É a sociedade burguesa capitalista que reduz as relações humanas ao universo meramente econômico. Todas os sentidos espirituais e físicos foram substituídos pela alienação simples de todos estes sentidos, reduzidos ao sentido do ter:

"A propriedade privada nos fez tão tolos e unilaterais que um objeto só é o nosso quando o temos, logo quando existe para nós como capital ou é por nós imediatamente possuído, comido, bebido, vestido por nosso corpo, habitado por nós, etc., em suma usado. Embora a propriedade privada mesma tome todas estas realizações efetivas imediatas da posse de novo só como meio //s// de vida, a vida à qual servem de meio sendo a vida da propriedade privada trabalho e capitalização." (MARX, 1989a:173 – grifos nossos)

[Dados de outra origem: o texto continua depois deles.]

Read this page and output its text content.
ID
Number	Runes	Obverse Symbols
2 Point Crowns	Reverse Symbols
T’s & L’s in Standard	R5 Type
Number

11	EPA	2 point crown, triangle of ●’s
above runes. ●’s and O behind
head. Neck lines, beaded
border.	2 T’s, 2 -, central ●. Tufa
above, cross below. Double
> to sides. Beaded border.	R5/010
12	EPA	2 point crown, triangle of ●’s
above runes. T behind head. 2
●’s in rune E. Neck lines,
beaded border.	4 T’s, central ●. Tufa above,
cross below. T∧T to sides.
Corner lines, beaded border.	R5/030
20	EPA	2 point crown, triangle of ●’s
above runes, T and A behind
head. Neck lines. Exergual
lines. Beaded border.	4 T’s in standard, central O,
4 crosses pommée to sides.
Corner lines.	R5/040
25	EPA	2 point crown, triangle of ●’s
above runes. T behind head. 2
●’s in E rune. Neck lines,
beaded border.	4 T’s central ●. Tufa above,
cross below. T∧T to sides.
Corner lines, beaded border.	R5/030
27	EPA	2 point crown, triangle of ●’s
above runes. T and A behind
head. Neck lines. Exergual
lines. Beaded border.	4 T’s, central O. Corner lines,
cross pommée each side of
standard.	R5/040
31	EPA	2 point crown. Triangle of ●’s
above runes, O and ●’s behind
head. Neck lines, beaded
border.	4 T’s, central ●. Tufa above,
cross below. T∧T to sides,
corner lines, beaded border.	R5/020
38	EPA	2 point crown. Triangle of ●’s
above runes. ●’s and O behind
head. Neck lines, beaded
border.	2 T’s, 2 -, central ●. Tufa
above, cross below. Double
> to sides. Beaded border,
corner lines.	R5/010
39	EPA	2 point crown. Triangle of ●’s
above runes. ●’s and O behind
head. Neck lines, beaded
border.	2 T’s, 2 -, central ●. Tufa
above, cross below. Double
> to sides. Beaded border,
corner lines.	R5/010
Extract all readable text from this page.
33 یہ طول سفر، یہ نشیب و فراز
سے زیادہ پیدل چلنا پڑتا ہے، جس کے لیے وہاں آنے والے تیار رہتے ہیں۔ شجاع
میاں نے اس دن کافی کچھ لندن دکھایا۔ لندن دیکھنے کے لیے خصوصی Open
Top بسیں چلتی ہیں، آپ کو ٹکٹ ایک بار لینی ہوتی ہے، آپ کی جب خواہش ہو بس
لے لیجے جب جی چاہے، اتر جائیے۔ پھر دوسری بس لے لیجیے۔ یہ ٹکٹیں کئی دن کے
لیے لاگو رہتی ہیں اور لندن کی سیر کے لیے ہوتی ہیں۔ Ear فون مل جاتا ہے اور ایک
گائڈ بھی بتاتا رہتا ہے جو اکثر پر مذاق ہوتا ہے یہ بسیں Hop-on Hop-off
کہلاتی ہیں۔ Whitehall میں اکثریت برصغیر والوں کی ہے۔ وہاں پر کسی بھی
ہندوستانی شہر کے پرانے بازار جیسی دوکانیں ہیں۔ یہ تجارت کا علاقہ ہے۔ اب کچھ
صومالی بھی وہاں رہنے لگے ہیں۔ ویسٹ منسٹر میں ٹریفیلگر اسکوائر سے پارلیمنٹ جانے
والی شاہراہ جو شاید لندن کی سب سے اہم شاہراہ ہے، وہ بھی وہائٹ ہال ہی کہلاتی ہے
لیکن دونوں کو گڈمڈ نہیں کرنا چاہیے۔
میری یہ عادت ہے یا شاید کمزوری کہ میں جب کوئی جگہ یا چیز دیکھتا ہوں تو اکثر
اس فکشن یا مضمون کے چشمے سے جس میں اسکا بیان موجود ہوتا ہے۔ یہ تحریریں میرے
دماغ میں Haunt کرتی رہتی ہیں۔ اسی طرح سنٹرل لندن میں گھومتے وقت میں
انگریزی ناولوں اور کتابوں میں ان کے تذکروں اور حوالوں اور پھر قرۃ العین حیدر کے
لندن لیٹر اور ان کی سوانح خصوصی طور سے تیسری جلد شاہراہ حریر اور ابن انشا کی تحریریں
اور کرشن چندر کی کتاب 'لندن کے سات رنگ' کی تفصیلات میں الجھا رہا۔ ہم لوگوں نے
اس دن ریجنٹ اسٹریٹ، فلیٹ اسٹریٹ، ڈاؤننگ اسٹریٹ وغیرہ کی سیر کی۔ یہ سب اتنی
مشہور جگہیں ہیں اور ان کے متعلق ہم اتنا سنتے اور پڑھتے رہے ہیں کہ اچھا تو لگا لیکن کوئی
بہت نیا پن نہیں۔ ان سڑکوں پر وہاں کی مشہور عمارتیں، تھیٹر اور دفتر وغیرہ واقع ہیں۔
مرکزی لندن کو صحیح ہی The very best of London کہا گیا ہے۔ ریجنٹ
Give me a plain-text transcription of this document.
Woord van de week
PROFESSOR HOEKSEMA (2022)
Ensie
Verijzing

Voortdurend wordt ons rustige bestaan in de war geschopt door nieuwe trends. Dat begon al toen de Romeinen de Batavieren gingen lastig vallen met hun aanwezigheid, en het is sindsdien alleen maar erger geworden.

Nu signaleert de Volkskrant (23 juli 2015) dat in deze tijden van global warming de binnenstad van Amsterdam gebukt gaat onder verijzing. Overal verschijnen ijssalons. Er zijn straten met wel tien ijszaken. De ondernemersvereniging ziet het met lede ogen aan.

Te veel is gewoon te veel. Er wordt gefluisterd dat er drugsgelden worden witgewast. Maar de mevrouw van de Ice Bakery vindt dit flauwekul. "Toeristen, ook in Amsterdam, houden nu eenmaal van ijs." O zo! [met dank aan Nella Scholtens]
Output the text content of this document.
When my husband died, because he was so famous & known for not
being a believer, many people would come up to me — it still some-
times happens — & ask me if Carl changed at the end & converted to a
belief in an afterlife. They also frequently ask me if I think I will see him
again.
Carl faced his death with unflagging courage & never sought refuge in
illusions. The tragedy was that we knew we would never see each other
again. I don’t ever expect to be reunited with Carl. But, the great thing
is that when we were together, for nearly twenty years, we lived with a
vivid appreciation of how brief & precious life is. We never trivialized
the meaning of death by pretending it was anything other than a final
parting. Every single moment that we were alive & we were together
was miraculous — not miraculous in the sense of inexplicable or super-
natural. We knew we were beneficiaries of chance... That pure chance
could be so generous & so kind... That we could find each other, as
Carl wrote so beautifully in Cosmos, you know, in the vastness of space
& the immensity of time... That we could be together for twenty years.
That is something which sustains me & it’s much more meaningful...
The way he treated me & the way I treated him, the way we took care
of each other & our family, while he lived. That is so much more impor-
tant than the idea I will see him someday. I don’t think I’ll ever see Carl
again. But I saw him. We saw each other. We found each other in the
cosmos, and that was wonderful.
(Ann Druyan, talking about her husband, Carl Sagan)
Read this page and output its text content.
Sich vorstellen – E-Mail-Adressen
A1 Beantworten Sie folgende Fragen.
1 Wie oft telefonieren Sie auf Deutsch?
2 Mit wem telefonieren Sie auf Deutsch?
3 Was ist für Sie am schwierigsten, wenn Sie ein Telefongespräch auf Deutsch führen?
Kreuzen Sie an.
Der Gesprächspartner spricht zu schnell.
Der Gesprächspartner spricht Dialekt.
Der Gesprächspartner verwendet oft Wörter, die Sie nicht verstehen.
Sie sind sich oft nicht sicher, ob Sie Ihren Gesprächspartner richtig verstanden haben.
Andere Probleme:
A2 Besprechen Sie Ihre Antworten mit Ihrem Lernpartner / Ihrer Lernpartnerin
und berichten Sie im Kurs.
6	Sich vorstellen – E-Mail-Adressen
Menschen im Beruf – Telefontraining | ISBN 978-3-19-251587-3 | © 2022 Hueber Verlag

Logo, a anatomia da sociedade burguesa deve ser procurada na Economia Política, e a razão porque MARX escreve "O Capital", além de tentar corrigir eventuais erros do passado teórico, é fornecer um instrumento, uma arma, para ajudar as lutas operárias contra a opressão do poder burguês.

O Capital, considerado por muitos como a obra prima de Karl MARX, teve uma divulgação cheia de dificuldades. Constituindo-se numa crítica sobre a economia política clássica, teve a primeira edição apenas do primeiro volume em 1867. Segundo o próprio MARX, "O Capital" é a continuação de um escrito seu anterior, "Para a Crítica da Economia Política", que havia sido publicado em 1859, obra que custou a MARX um trabalho de 15 anos, período no qual ele estudou uma imensa quantidade de literatura sócio-econômica e elaborou as bases de sua própria teoria econômica a partir da imensa quantidade de material sobre o tema encontrado na biblioteca do Museu Britânico. O segundo volume de "O Capital" só foi publicado em 1885, tratando da circulação de capitais. O terceiro, cujo objeto é a discussão do processo capitalista em sua totalidade, somente dez anos depois. Estes últimos tiveram sua elaboração constituída por Friedrich ENGELS tomando por base os manuscritos deixados por MARX. Segundo José Arthur GIANOTTI,

"somente este último volume torna possível compreender a transformação do valor em preço, da mais-valia em lucro, juros e renda da terra, completando-se assim uma explicação, cuja verificabilidade não pode ser discutida nos termos de uma lógica indutiva ou dedutiva" (GIANOTTI, 1978:XXII)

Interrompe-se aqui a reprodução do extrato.